Beethovens Haar | MIt Hilfe der »Stumpff-Locke« ist es den Forschenden gelungen, Beethovens gesamtes Genom zu sequenzieren und es unter anderem auf genetische Marker zu untersuchen, die mit bestimmten Krankheiten assoziiert sind.

Das Team analysierte zudem das Erbgut von lebenden Verwandten Beethovens in Belgien, konnte aber bei keinem von ihnen eine Übereinstimmung mit dem Erbgut des Komponisten finden. Einige von ihnen haben laut genealogischen Studien einen gemeinsamen väterlichen Vorfahren mit Beethoven aus den späten 1500er und frühen 1600er Jahren, doch ihr Y-chromosomales Erbgut stimmte nicht mit dem Y-Chromosom überein, das in den Haarlocken Beethovens gefunden wurde.
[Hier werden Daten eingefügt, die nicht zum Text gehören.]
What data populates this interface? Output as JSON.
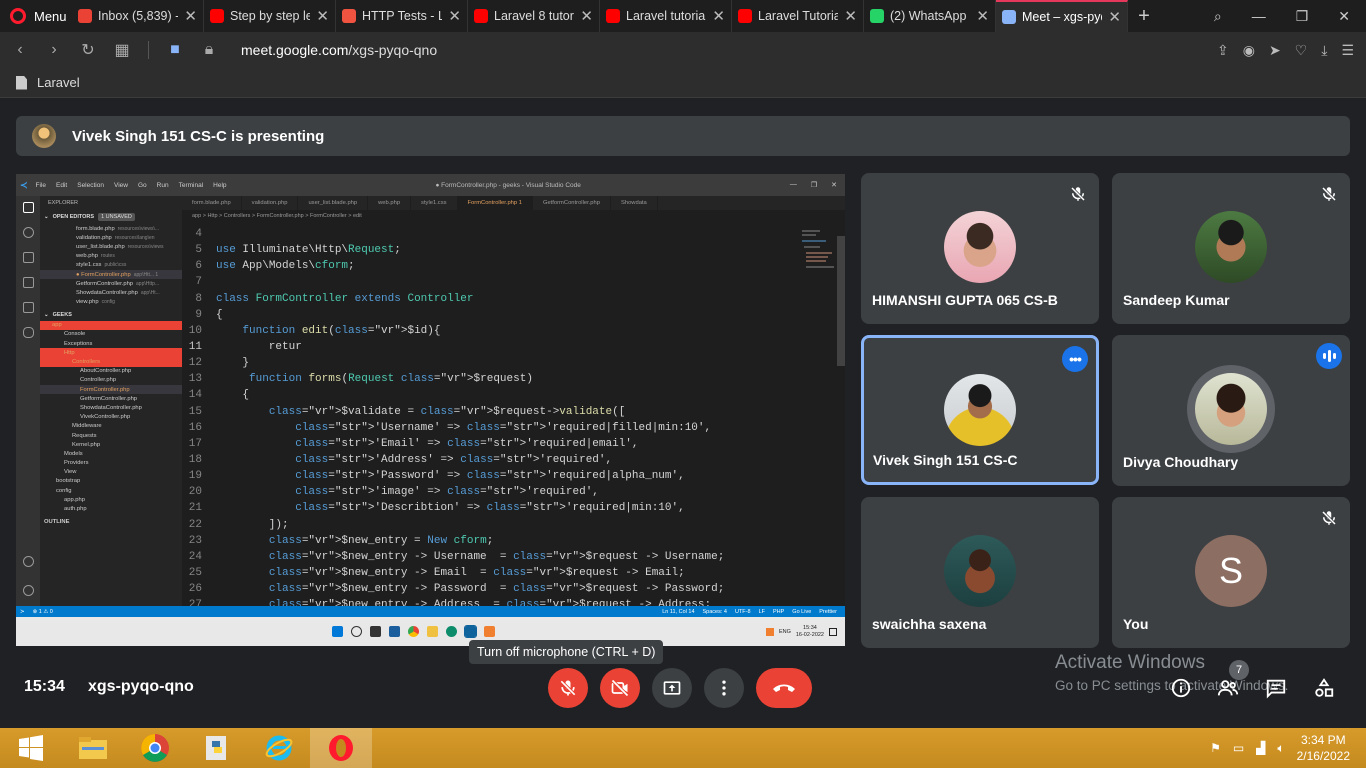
{
  "browser": {
    "menu_label": "Menu",
    "tabs": [
      {
        "label": "Inbox (5,839) -",
        "color": "#ea4335"
      },
      {
        "label": "Step by step le",
        "color": "#ff0000"
      },
      {
        "label": "HTTP Tests - La",
        "color": "#f05340"
      },
      {
        "label": "Laravel 8 tutori",
        "color": "#ff0000"
      },
      {
        "label": "Laravel tutorial",
        "color": "#ff0000"
      },
      {
        "label": "Laravel Tutorial",
        "color": "#ff0000"
      },
      {
        "label": "(2) WhatsApp",
        "color": "#25d366"
      },
      {
        "label": "Meet – xgs-pyq",
        "color": "#8ab4f8"
      }
    ],
    "url_domain": "meet.google.com",
    "url_path": "/xgs-pyqo-qno",
    "bookmark": "Laravel"
  },
  "meet": {
    "presenting_text": "Vivek Singh 151 CS-C is presenting",
    "time": "15:34",
    "code": "xgs-pyqo-qno",
    "tooltip": "Turn off microphone (CTRL + D)",
    "participants_count": "7",
    "activate_title": "Activate Windows",
    "activate_sub": "Go to PC settings to activate Windows.",
    "tiles": [
      {
        "name": "HIMANSHI GUPTA 065 CS-B"
      },
      {
        "name": "Sandeep Kumar"
      },
      {
        "name": "Vivek Singh 151 CS-C"
      },
      {
        "name": "Divya Choudhary"
      },
      {
        "name": "swaichha saxena"
      },
      {
        "name": "You",
        "initial": "S"
      }
    ]
  },
  "vscode": {
    "menu": [
      "File",
      "Edit",
      "Selection",
      "View",
      "Go",
      "Run",
      "Terminal",
      "Help"
    ],
    "window_title": "● FormController.php - geeks - Visual Studio Code",
    "explorer_title": "EXPLORER",
    "open_editors_label": "OPEN EDITORS",
    "unsaved_label": "1 UNSAVED",
    "open_editors": [
      {
        "name": "form.blade.php",
        "path": "resources\\views\\..."
      },
      {
        "name": "validation.php",
        "path": "resources\\lang\\en"
      },
      {
        "name": "user_list.blade.php",
        "path": "resources\\views"
      },
      {
        "name": "web.php",
        "path": "routes"
      },
      {
        "name": "style1.css",
        "path": "public\\css"
      },
      {
        "name": "● FormController.php",
        "path": "app\\Htt... 1"
      },
      {
        "name": "GetformController.php",
        "path": "app\\Http..."
      },
      {
        "name": "ShowdataController.php",
        "path": "app\\Ht..."
      },
      {
        "name": "view.php",
        "path": "config"
      }
    ],
    "project_label": "GEEKS",
    "tree": [
      "app",
      "Console",
      "Exceptions",
      "Http",
      "Controllers",
      "AboutController.php",
      "Controller.php",
      "FormController.php",
      "GetformController.php",
      "ShowdataController.php",
      "VivekController.php",
      "Middleware",
      "Requests",
      "Kernel.php",
      "Models",
      "Providers",
      "View",
      "bootstrap",
      "config",
      "app.php",
      "auth.php",
      "OUTLINE"
    ],
    "editor_tabs": [
      "form.blade.php",
      "validation.php",
      "user_list.blade.php",
      "web.php",
      "style1.css",
      "FormController.php 1",
      "GetformController.php",
      "Showdata"
    ],
    "breadcrumbs": "app > Http > Controllers > FormController.php > FormController > edit",
    "code_lines": [
      {
        "n": "4",
        "t": ""
      },
      {
        "n": "5",
        "t": "use Illuminate\\Http\\Request;"
      },
      {
        "n": "6",
        "t": "use App\\Models\\cform;"
      },
      {
        "n": "7",
        "t": ""
      },
      {
        "n": "8",
        "t": "class FormController extends Controller"
      },
      {
        "n": "9",
        "t": "{"
      },
      {
        "n": "10",
        "t": "    function edit($id){"
      },
      {
        "n": "11",
        "t": "        retur"
      },
      {
        "n": "12",
        "t": "    }"
      },
      {
        "n": "13",
        "t": "     function forms(Request $request)"
      },
      {
        "n": "14",
        "t": "    {"
      },
      {
        "n": "15",
        "t": "        $validate = $request->validate(["
      },
      {
        "n": "16",
        "t": "            'Username' => 'required|filled|min:10',"
      },
      {
        "n": "17",
        "t": "            'Email' => 'required|email',"
      },
      {
        "n": "18",
        "t": "            'Address' => 'required',"
      },
      {
        "n": "19",
        "t": "            'Password' => 'required|alpha_num',"
      },
      {
        "n": "20",
        "t": "            'image' => 'required',"
      },
      {
        "n": "21",
        "t": "            'Describtion' => 'required|min:10',"
      },
      {
        "n": "22",
        "t": "        ]);"
      },
      {
        "n": "23",
        "t": "        $new_entry = New cform;"
      },
      {
        "n": "24",
        "t": "        $new_entry -> Username  = $request -> Username;"
      },
      {
        "n": "25",
        "t": "        $new_entry -> Email  = $request -> Email;"
      },
      {
        "n": "26",
        "t": "        $new_entry -> Password  = $request -> Password;"
      },
      {
        "n": "27",
        "t": "        $new_entry -> Address  = $request -> Address;"
      }
    ],
    "status_left": "⊗ 1 ⚠ 0",
    "status_right": [
      "Ln 11, Col 14",
      "Spaces: 4",
      "UTF-8",
      "LF",
      "PHP",
      "Go Live",
      "Prettier"
    ],
    "inner_time": "15:34",
    "inner_date": "16-02-2022",
    "inner_lang": "ENG"
  },
  "taskbar": {
    "time": "3:34 PM",
    "date": "2/16/2022"
  }
}
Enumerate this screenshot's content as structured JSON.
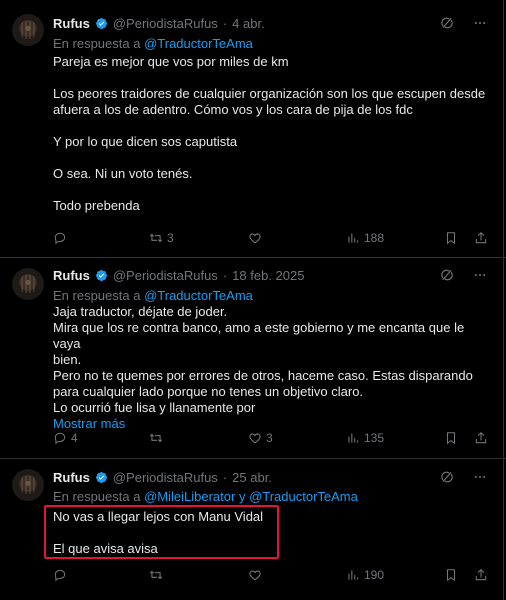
{
  "tweets": [
    {
      "name": "Rufus",
      "handle": "@PeriodistaRufus",
      "sep": "·",
      "date": "4 abr.",
      "reply_prefix": "En respuesta a",
      "reply_to": "@TraductorTeAma",
      "lines": [
        "Pareja es mejor que vos por miles de km",
        "",
        "Los peores traidores de cualquier organización son los que escupen desde",
        "afuera a los de adentro. Cómo vos y los cara de pija de los fdc",
        "",
        "Y por lo que dicen sos caputista",
        "",
        "O sea. Ni un voto tenés.",
        "",
        "Todo prebenda"
      ],
      "stats": {
        "replies": "",
        "retweets": "3",
        "likes": "",
        "views": "188"
      }
    },
    {
      "name": "Rufus",
      "handle": "@PeriodistaRufus",
      "sep": "·",
      "date": "18 feb. 2025",
      "reply_prefix": "En respuesta a",
      "reply_to": "@TraductorTeAma",
      "lines": [
        "Jaja traductor, déjate de joder.",
        "Mira que los re contra banco, amo a este gobierno y me encanta que le vaya",
        "bien.",
        "Pero no te quemes por errores de otros, haceme caso. Estas disparando",
        "para cualquier lado porque no tenes un objetivo claro.",
        "Lo ocurrió fue lisa y llanamente por"
      ],
      "show_more": "Mostrar más",
      "stats": {
        "replies": "4",
        "retweets": "",
        "likes": "3",
        "views": "135"
      }
    },
    {
      "name": "Rufus",
      "handle": "@PeriodistaRufus",
      "sep": "·",
      "date": "25 abr.",
      "reply_prefix": "En respuesta a",
      "reply_to": "@MileiLiberator",
      "reply_and": "y",
      "reply_to2": "@TraductorTeAma",
      "lines": [
        "No vas a llegar lejos con Manu Vidal",
        "",
        "El que avisa avisa"
      ],
      "stats": {
        "replies": "",
        "retweets": "",
        "likes": "",
        "views": "190"
      }
    }
  ],
  "icons": {
    "verified": "verified-badge-icon",
    "grok": "grok-icon",
    "more": "more-icon",
    "reply": "reply-icon",
    "retweet": "retweet-icon",
    "like": "like-icon",
    "views": "views-icon",
    "bookmark": "bookmark-icon",
    "share": "share-icon"
  },
  "colors": {
    "background": "#000000",
    "text": "#e7e9ea",
    "muted": "#71767b",
    "link": "#1d9bf0",
    "highlight": "#e0153c"
  }
}
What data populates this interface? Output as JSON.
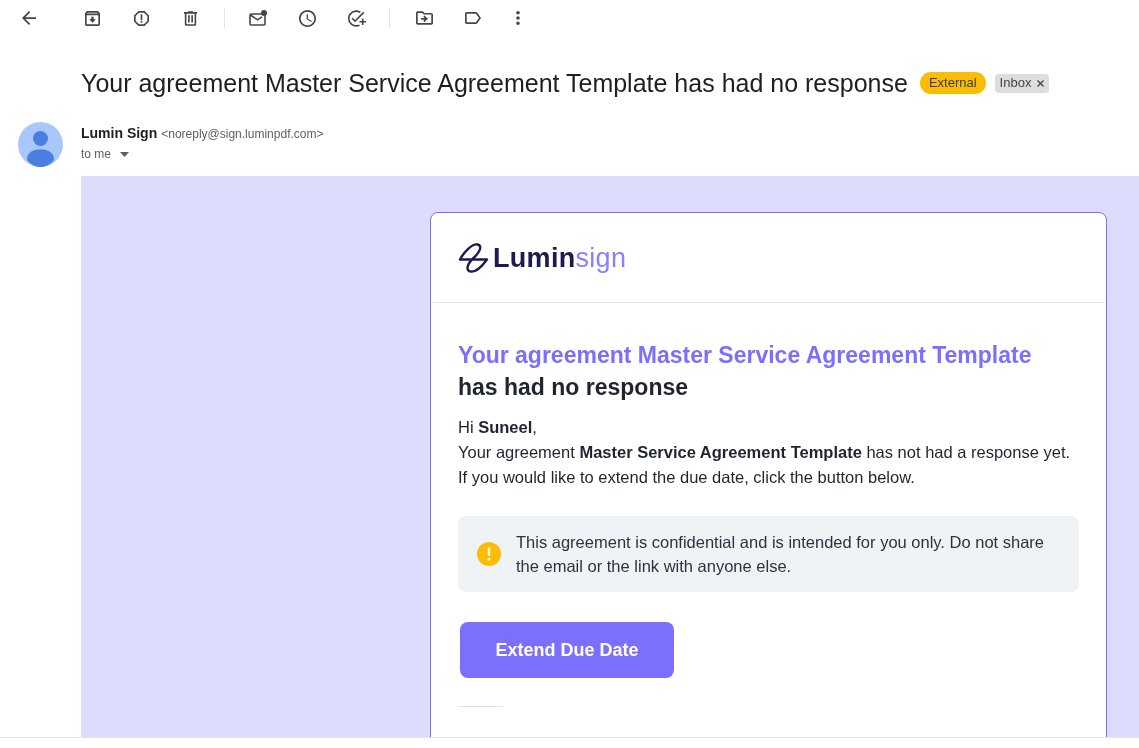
{
  "subject": "Your agreement Master Service Agreement Template has had no response",
  "labels": [
    {
      "text": "External",
      "color": "#fbbc04",
      "removable": false
    },
    {
      "text": "Inbox",
      "color": "#dddddd",
      "removable": true
    }
  ],
  "sender": {
    "name": "Lumin Sign",
    "email": "<noreply@sign.luminpdf.com>",
    "recipient": "to me"
  },
  "message": {
    "logo": {
      "brand": "Lumin",
      "product": "sign"
    },
    "heading": {
      "highlight": "Your agreement Master Service Agreement Template",
      "text": "has had no response"
    },
    "paragraphs": [
      "Hi **Suneel**,",
      "Your agreement **Master Service Agreement Template** has not had a response yet.",
      "If you would like to extend the due date, click the button below."
    ],
    "notice": "This agreement is confidential and is intended for you only. Do not share the email or the link with anyone else.",
    "button": "Extend Due Date"
  }
}
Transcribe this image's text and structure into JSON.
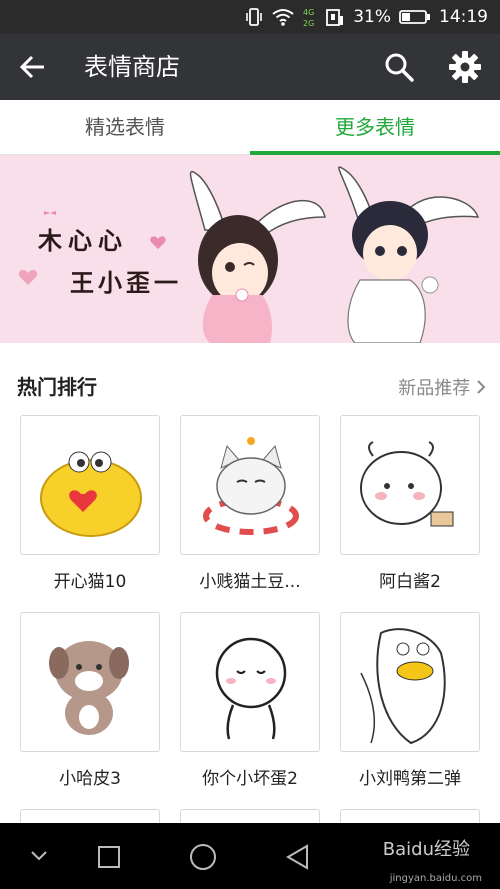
{
  "status_bar": {
    "battery_percent": "31%",
    "time": "14:19",
    "icons": [
      "vibrate-icon",
      "wifi-icon",
      "signal-4g-icon",
      "sim-icon",
      "battery-icon"
    ]
  },
  "app_bar": {
    "title": "表情商店",
    "icons": [
      "back-arrow-icon",
      "search-icon",
      "gear-icon"
    ]
  },
  "tabs": [
    {
      "label": "精选表情",
      "active": false
    },
    {
      "label": "更多表情",
      "active": true
    }
  ],
  "banner": {
    "line1": "木心心",
    "line2": "王小歪一"
  },
  "section": {
    "title": "热门排行",
    "more": "新品推荐",
    "more_icon": "chevron-right-icon"
  },
  "items": [
    {
      "name": "开心猫10"
    },
    {
      "name": "小贱猫土豆..."
    },
    {
      "name": "阿白酱2"
    },
    {
      "name": "小哈皮3"
    },
    {
      "name": "你个小坏蛋2"
    },
    {
      "name": "小刘鸭第二弹"
    }
  ],
  "nav_bar": {
    "icons": [
      "collapse-icon",
      "recents-icon",
      "home-icon",
      "back-icon"
    ],
    "watermark": "Baidu经验",
    "watermark_sub": "jingyan.baidu.com"
  },
  "colors": {
    "accent": "#22a73a",
    "app_bar": "#333438",
    "banner_bg": "#f9dfe9"
  }
}
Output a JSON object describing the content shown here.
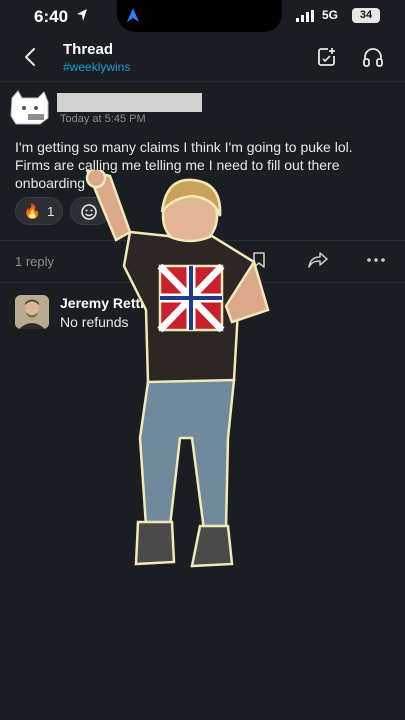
{
  "status_bar": {
    "time": "6:40",
    "network": "5G",
    "battery": "34"
  },
  "header": {
    "title": "Thread",
    "channel": "#weeklywins"
  },
  "message": {
    "timestamp": "Today at 5:45 PM",
    "text": "I'm getting so many claims I think I'm going to puke lol. Firms are calling me telling me I need to fill out there onboarding",
    "reactions": [
      {
        "emoji": "🔥",
        "count": "1"
      }
    ]
  },
  "thread": {
    "reply_count": "1 reply"
  },
  "reply": {
    "author": "Jeremy Rettig",
    "text": "No refunds"
  },
  "icons": {
    "back": "chevron-left-icon",
    "compose": "compose-icon",
    "headphones": "headphones-icon",
    "add_reaction": "smiley-add-icon",
    "bookmark": "bookmark-icon",
    "share": "share-icon",
    "more": "more-horizontal-icon"
  },
  "colors": {
    "background": "#1a1d21",
    "channel_link": "#1d9bd1",
    "muted_text": "#8a8d91"
  }
}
Das Forschungsteam kam zu dem Schluss, dass dies wahrscheinlich das Ergebnis von mindestens einem außerehelichen Ereignis, ein Kind aus einer außerehelichen Beziehung, in Beethovens direkter väterlicher Linie war. »Durch die Kombination von DNA-Daten und Archivdokumenten konnten wir eine Diskrepanz zwischen Ludwig van Beethovens rechtlicher und biologischer Genealogie feststellen«, sagt der Genealoge Maarten Larmuseau von der KU Leuven.

Die Studie legt nahe, dass dieses Ereignis in der direkten väterlichen Linie zwischen der Zeugung von Hendrik van Beethoven in Kampenhout, Belgien, um 1572, und der Zeugung von Ludwig van Beethoven sieben Generationen später, 1770, in Bonn, stattgefunden hat. Obwohl zuvor Zweifel an der Vaterschaft von Beethovens Vater geäußert worden waren, weil es keinen Taufeintrag gab, konnten die Forschenden nicht feststellen, in welcher Generation dieses Ereignis stattfand. Doch womöglich ist Ludwig van Beethoven gar kein van Beethoven.